In a pre-Harry Potter world,
Goosebumps was every third grader’s favorite book series. We turned each lunch break into a book club meeting, as we talked about and swapped Stine’s books. (I should have never traded Monster Blood.)
Goosebumps may have been for kids. But, for a lot of us, he was the gateway to Edgar Allan Poe, H.P. Lovecraft, Algernon Blackwood and Arthur Machen.
7.
Harlan Ellison
Coincidentally, Stine was also my gateway to Harlan Ellison.
This is the the guy who wrote—let’s just say it—the best Star Trek episode, “
The City on the Edge of Forever.” (Even though he was displeased with edits Gene Roddenberry made to his script.)
He’s won Hugo Awards and Nebulas and Edgars. He pushed the
boundaries of science fiction so far that people had to call it by another name, speculative fiction.
And
he also voiced himself in a Scooby-Doo cartoon.
8.
Jill Bialosky
Jill Bialosky is the increasingly rare triple threat.
Her poetry, fiction and nonfiction are all moving.
She was first known as a poet and her
Intruder is one of my favorite poetry books of this still young century.
Her novels—
House Under Snow and
The Life Room—are both worth reading.
But it’s her memoir,
History of a Suicide: My Sister’s Unfinished Life, that breaks me. Read it. Read it and feel.
9.
Hart Crane
You might not know Hart Crane, but your favorite writer probably does.

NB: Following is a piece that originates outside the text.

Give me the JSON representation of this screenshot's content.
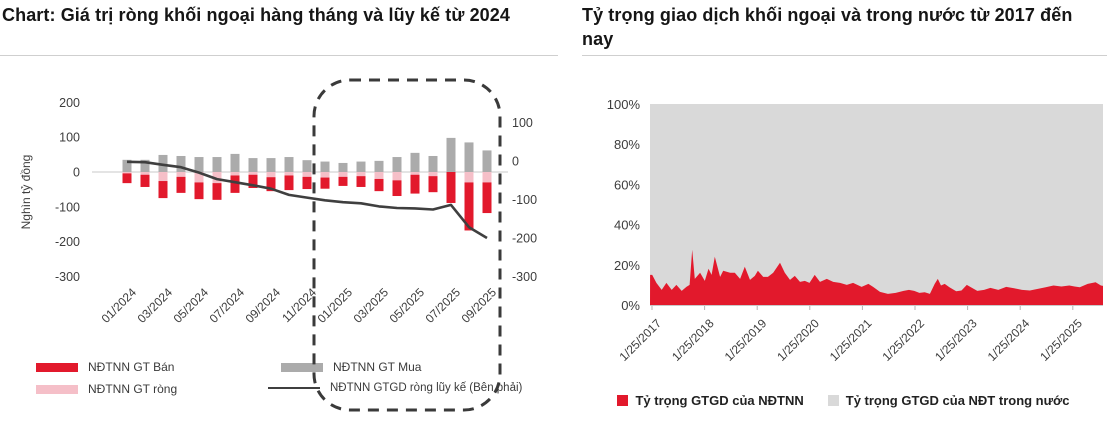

Tennessee Williams, Derek Walcott and Harold Bloom all thought of him as one of the most important poets of his generation.
His work was lyrical and beautiful, but dense and esoteric.
From
Chaplinesque, one of his best known poems:
The game enforces smirks; but we have seen
The moon in lonely alleys make
A grail of laughter of an empty ash can,
And through all sound of gaiety and quest
Have heard a kitten in the wilderness.
Crane struggled with alcohol and depression, in part because he tried to suppress his homosexuality. He ultimately killed himself, jumping overboard while on a steamship in the Gulf of Mexico.
While it hurts to see genius cut short, we can still be grateful
for what he left behind.
10.
Sherwood Anderson
A lot of the authors I’ve talked about have come from cities and their suburbs: Cleveland, Lorain, Toledo, Columbus. (The exceptions—Ambrose Bierce, whose Miegs County is almost as rural now as it was when he was born; and Hart Crane, who was born in Garrettsville.)
I compensate with Sherwood Anderson, whose
Winesburg, Ohio is still the most enduring depiction of small-town Ohio.
His short stories overlap as our lives often do, each person thinking they’re the heroine or hero of their own story when, in reality, we’re all just part of the larger tapestry.
So that’s my list. It’s imperfect. It should have included
Suzy Kassem and
Christopher Moore and
Andy Borowitz and
Zane Grey, but 10 is such a nice round number.
But this is just my mixtape. Who would you include in yours?